Step 1: Apply Ideal Gas Law For one mole of an ideal gas: \[ PV = RT \] Step 2: Use RMS Velocity Formula The root mean square velocity is: \[ u_{\text{rms}} = \sqrt{\frac{3RT}{M}} \] Squaring both sides: \[ u_{\text{rms}}^2 = \frac{3RT}{M} \] Step 3: Express in Terms of \( PV \) Since \( PV = RT \), we substitute: \[ u_{\text{rms}}^2 = \frac{3PV}{M} \] Comparing with the straight-line equation \( y = mx \): \[ m = \frac{3}{M} \] Thus, the correct answer is \( \frac{3}{M} \).

Answer 2

Given:
- \( T \) = Temperature in Kelvin
- \( P \) = Pressure
- \( V \) = Volume
- \( u_{rms} \) = Root mean square velocity of gas molecules
- M = Molar mass of the gas

We are given a graph with:
- x-axis = \( PV \)
- y-axis = \( u_{rms}^2 \)

We need to find the slope \( m \) of the graph.

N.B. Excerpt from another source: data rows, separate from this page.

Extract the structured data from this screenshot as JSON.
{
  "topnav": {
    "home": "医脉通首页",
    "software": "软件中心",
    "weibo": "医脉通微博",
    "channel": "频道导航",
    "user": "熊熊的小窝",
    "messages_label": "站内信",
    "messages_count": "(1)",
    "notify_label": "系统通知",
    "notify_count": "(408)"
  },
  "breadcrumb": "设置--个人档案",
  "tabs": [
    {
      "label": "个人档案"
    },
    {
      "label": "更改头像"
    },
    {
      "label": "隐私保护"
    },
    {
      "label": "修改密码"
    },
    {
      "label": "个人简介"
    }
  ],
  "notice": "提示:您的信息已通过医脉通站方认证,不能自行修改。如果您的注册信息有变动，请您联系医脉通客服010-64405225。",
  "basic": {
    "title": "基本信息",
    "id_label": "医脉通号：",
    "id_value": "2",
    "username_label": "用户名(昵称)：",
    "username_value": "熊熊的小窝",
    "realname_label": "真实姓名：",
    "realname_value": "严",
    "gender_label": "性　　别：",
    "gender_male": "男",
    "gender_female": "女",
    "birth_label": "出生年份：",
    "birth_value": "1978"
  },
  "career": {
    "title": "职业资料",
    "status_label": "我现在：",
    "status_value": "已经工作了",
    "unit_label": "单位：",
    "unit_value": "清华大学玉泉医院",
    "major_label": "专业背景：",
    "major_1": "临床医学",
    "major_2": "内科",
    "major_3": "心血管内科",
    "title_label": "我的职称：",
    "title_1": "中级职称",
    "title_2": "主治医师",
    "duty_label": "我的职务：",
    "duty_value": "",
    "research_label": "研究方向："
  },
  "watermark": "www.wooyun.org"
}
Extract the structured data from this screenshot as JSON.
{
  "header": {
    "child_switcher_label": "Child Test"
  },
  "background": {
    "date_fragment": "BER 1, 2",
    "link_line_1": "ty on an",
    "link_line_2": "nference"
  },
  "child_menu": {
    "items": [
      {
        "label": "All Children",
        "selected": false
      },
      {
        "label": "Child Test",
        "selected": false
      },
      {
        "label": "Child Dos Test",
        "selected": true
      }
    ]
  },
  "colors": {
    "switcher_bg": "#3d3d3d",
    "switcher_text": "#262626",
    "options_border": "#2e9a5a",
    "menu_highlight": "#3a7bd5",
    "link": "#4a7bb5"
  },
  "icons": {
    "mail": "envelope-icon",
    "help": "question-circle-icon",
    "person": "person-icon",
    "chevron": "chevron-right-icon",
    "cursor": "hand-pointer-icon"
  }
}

Step 1: Recall the ideal gas law for 1 mole of gas:
\[ PV = RT \]

Step 2: The root mean square velocity of an ideal gas is given by:
\[ u_{rms} = \sqrt{\frac{3RT}{M}} \] where \( M \) is the molar mass.
Squaring both sides,
\[ u_{rms}^2 = \frac{3RT}{M} \]

Step 3: Express \( u_{rms}^2 \) in terms of \( PV \):
Since \( PV = RT \), substitute \( RT = PV \) in the equation:
\[ u_{rms}^2 = \frac{3PV}{M} \]

Step 4: Writing the equation of the straight line (graph):
\[ y = m x \] where \( y = u_{rms}^2 \) and \( x = PV \), so comparing:
\[ m = \frac{3}{M} \]

Therefore, the slope \( m \) of the graph is:
\[ \boxed{\frac{3}{M}} \]